この反応性基は、リンカーの官能化された−W−Rを標的物質と反応させることにより、構造(L−II)の中間体の製造を可能にする。標的物質の中で、それぞれの標的を含む以下に示すものを引用することができる。
中間体(L−II)を、水性担体液体中の手ごろな磁気応答配位子成分Iと接触状態にすると、必然的に共役結合体化合物(IfL−II)の直接結合および形成並びにその上記担体液体内の分散をもたらす。これは、配位子成分Iの適当な疎水性基、たとえば脂肪アルコール類または脂肪酸類のアルキル残基とまざり合いもしくはからみ合う(多分、吸着またはファンデルワールス力による)と思われる、本発明のリンカーの疎水性基Yの性質に基づくと考えられる。

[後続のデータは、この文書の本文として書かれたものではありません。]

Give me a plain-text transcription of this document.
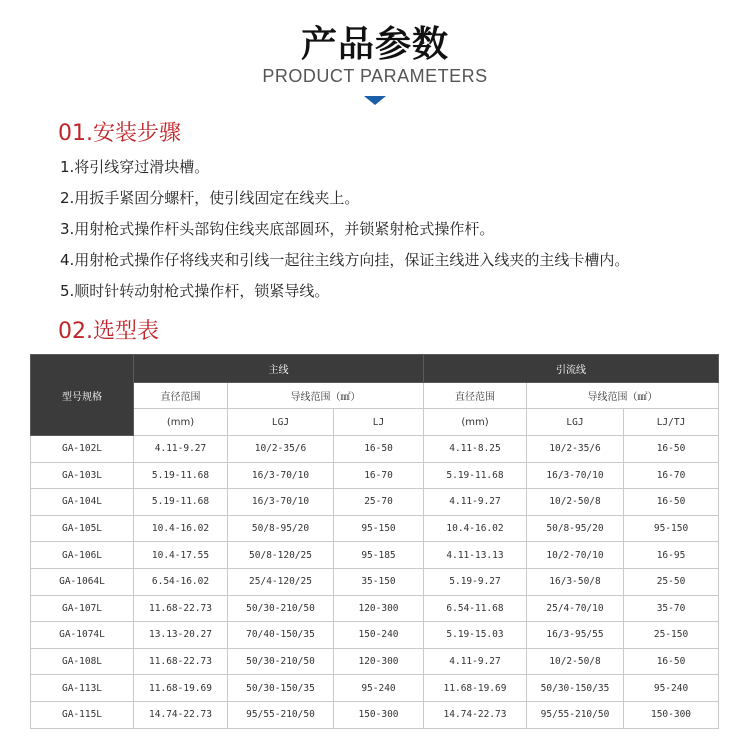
产品参数
PRODUCT PARAMETERS
01.安装步骤
1.将引线穿过滑块槽。
2.用扳手紧固分螺杆，使引线固定在线夹上。
3.用射枪式操作杆头部钩住线夹底部圆环，并锁紧射枪式操作杆。
4.用射枪式操作仔将线夹和引线一起往主线方向挂，保证主线进入线夹的主线卡槽内。
5.顺时针转动射枪式操作杆，锁紧导线。
02.选型表
型号规格	主线			引流线		
	直径范围	导线范围（㎟）		直径范围	导线范围（㎟）	
	(mm)	LGJ	LJ	(mm)	LGJ	LJ/TJ
GA-102L	4.11-9.27	10/2-35/6	16-50	4.11-8.25	10/2-35/6	16-50
GA-103L	5.19-11.68	16/3-70/10	16-70	5.19-11.68	16/3-70/10	16-70
GA-104L	5.19-11.68	16/3-70/10	25-70	4.11-9.27	10/2-50/8	16-50
GA-105L	10.4-16.02	50/8-95/20	95-150	10.4-16.02	50/8-95/20	95-150
GA-106L	10.4-17.55	50/8-120/25	95-185	4.11-13.13	10/2-70/10	16-95
GA-1064L	6.54-16.02	25/4-120/25	35-150	5.19-9.27	16/3-50/8	25-50
GA-107L	11.68-22.73	50/30-210/50	120-300	6.54-11.68	25/4-70/10	35-70
GA-1074L	13.13-20.27	70/40-150/35	150-240	5.19-15.03	16/3-95/55	25-150
GA-108L	11.68-22.73	50/30-210/50	120-300	4.11-9.27	10/2-50/8	16-50
GA-113L	11.68-19.69	50/30-150/35	95-240	11.68-19.69	50/30-150/35	95-240
GA-115L	14.74-22.73	95/55-210/50	150-300	14.74-22.73	95/55-210/50	150-300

本発明のリンカーの好ましい製造および使用態様において、反応的に変性したポリアルキレンオキシブロック−コポリマーY(WR)2(Yはプロピレンオキシ疎水性基、Wはエチレンオキシ親水性配列およびRは−NH2)をプロテイン・ホーミング因子(たとえばビオチン−N−ヒドロキシスクシンイミド・メチルエステル)と連結させることにより、構造Y(W−ビオチン)2の中間体(L−II)を得る。この中間体を水性担体液体中、DTPA(常磁性金属とのキレートの形状)の脂肪アルコールモノまたはジエステルの存在下に置くと、連結反応が起こり、構造DTPAfY(W−ビオチン)2の共役結合体化合物(IfL−II)の分散体が得られ、これは注射によって、ビオチン−アビジン活性化に付される細胞レセプタへ向けられる。これは図1の概要図で示される。ここで関係のある、必然的に未変性ポリオキシアルキレンブロック−コポリマー(たとえばポロキサマー、プルロニック、シンペロニック)と“疎水化した”DTPA常磁性キレートの親和力連結を伴う技法は、ヨーロッパ特許出願No.95810403.6に開示されている。事実、画像形成組成物が、親油性成分を有するポリアミノ−ポリカルボキシレートキレート化剤と複合した常磁性金属イオンに加えて、生理学的に許容しうる非イオン性界面活性剤または非イオン性界面活性剤と好ましくは1種以上の両親媒性化合物(たとえばホスホリピド)の混合物を包含すると、並はずれて有効な常磁性NMRコントラスト組成物が得られる。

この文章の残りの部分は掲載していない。